CROSSETT – Hunters in south Arkansas soon will have more than 3,600 new acres of public land to pursue their passion, thanks to the Arkansas Game and Fish Commission’s approval to purchase a large block of land bordering Beryl Anthony Lower Ouachita Wildlife Management Area at its March 22 meeting.
The land currently belongs to The Nature Conservancy, and will be purchased at a price of $4 million. It was appraised at $5.3 million, but TNC has agreed to the discounted price to be used as a match toward federal funds in the purchase. The entire cost of the purchase will be reimbursed by federal funds, so no state dollars will be required to secure this property for public hunting use.

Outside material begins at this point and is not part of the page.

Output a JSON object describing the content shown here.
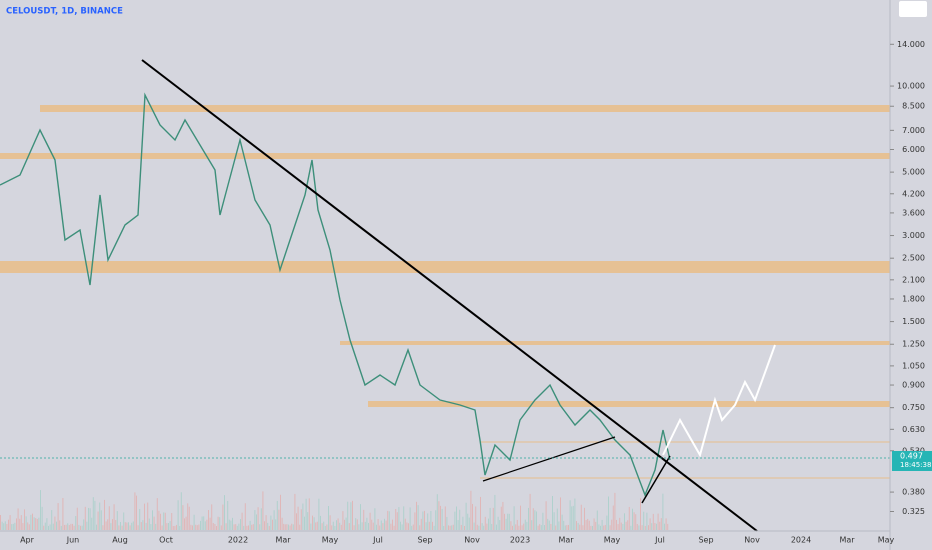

Brad Carner, chief of wildlife management for the AGFC, says the property was previously leased to hunting clubs, and the purchase has not been completed, but the area should be open to the public within the next two years after the purchase is complete and staff have had a chance to set seasons for the property. The purchase will be completed in two phases, with roughly 1,000 acres being acquired by June, and the remainder being purchased in the next fiscal year.
“We plan to add it to Beryl Anthony, but we need to see how the expansion will impact drawn permit numbers for turkey and season dates for other species,” Carner said. “This is an exciting purchase because hunters have relatively little public land in this part of the state.”
Carner says 2,600 acres of the property are currently being managed for the endangered red cockaded woodpecker, but hunters shouldn’t worry that this would impact their hunting now or in the future.
“Other WMAs in our system have active colonies of (red cockaded woodpeckers), and it hasn’t been any conflict to hunting,” Carner said. “Moro Big Pine WMA near Hampton and Warren Prairie Natural Area WMA near Warren both have colonies of these woodpeckers and provide excellent hunting opportunities.”
Most of the property being purchased consists of older-aged pines with an open canopy and tall grasses underneath. Bottomland hardwoods also are available, but this expansion should offer good habitat for animals when the lower portions of Beryl Anthony WMA and Felsenthal National Wildlife Refuge flood.
Currently, Beryl Anthony Lower Ouachita WMA offers 7,020 acres of prime bottomland hardwoods. It is a key link in the south Arkansas-north Louisiana wetlands chain along the Ouachita River. Felsenthal National Wildlife Refuge joins it to the north. Upper Ouachita National Wildlife Refuge joins it on the south, with the Louisiana state line separating the two tracts. Combined, the three provide major wintering grounds for ducks and other migrating birds. It also plays host to a variety of other species, including deer and turkey.
“The Nature Conservancy has done an excellent job of managing the area very aggressively with prescribed fire, and the area offers great habitat for a host of species like deer, turkey and northern bobwhite,” Carner said. “We look forward to this expansion to Beryl Anthony adding an excellent hunting opportunity in South Arkansas for generations to come.”